It tooks hours to figure out why PHP cron jobs were not working on the godaddy web hosting. Even though the ‘cron job manager’ indicates it will email you errors, it doesn’t. After verifying that the configured jobs were actually running (using a simple echo and pipe to a file) I set out to find out why the php scripts seemed to not be working.

The bottom line is, that an important piece of required information was missing that would make things work correctly. Well, at least for my applications. I use the RPCL (VCL) for PHP (Delphi).

And the answer is…a missing environment variable. SCRIPT_FILENAME is required by the RPCL to make the ‘use_unit()’ function work correctly, and find all the include files.

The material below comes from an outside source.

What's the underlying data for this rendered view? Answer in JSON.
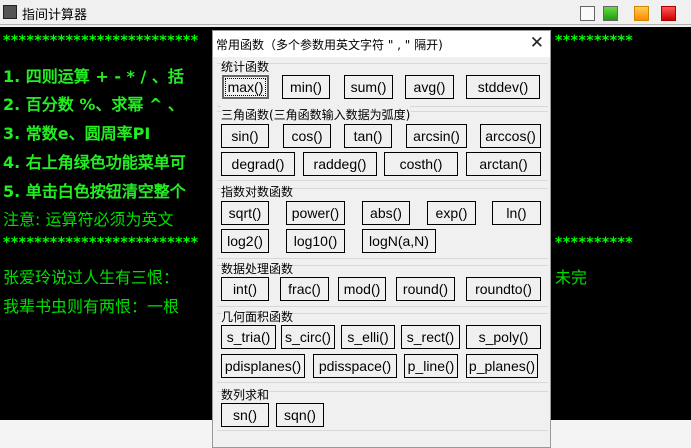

First, I created a BASH SCRIPT to make it easier to resuse for the cron jobs. The script sets the environment variable, then launches the command line PHP.

#!/bin/bash
cd ~/html
export SCRIPT_FILENAME=~/html/$1
/web/cgi-bin/php5 $1

Since godaddy hosting cron jobs launch in the home directory, the script first changes to the html directory, then sets the environment variable, then calls php5. I saved this script as runphp.cmd in the html directory on the host. I set the execute permission on the file so linux would know it is OK to execute.

The cron job command line to run TEST.PHP looks like this (I’m not showing the timing parameters):

~/html/runphp.cmd TEST.PHP

This assumes that TEST.PHP is in html directory. If it was in a subdirectory, say such as TESTCODE, it would look like this:

~/html/runphp.cmd TESTCODE/TEST.PHP

The run script not only changes to the html directory, it also assumes the given php file is in that directory. That’s why the html is prepended to the given script name in the environment variable.

If you want to save the output of the job, simply pipe it to a file. For example:

~/html/runphp.cmd TEST.PHP >> testrun.log

The log file will grow with every execution, so you’ll want to check it regularly.

I hope this saves you some time and aggravation…as I mentioned, it tooks hours to find the information, experiment, troubleshoot and get it all working.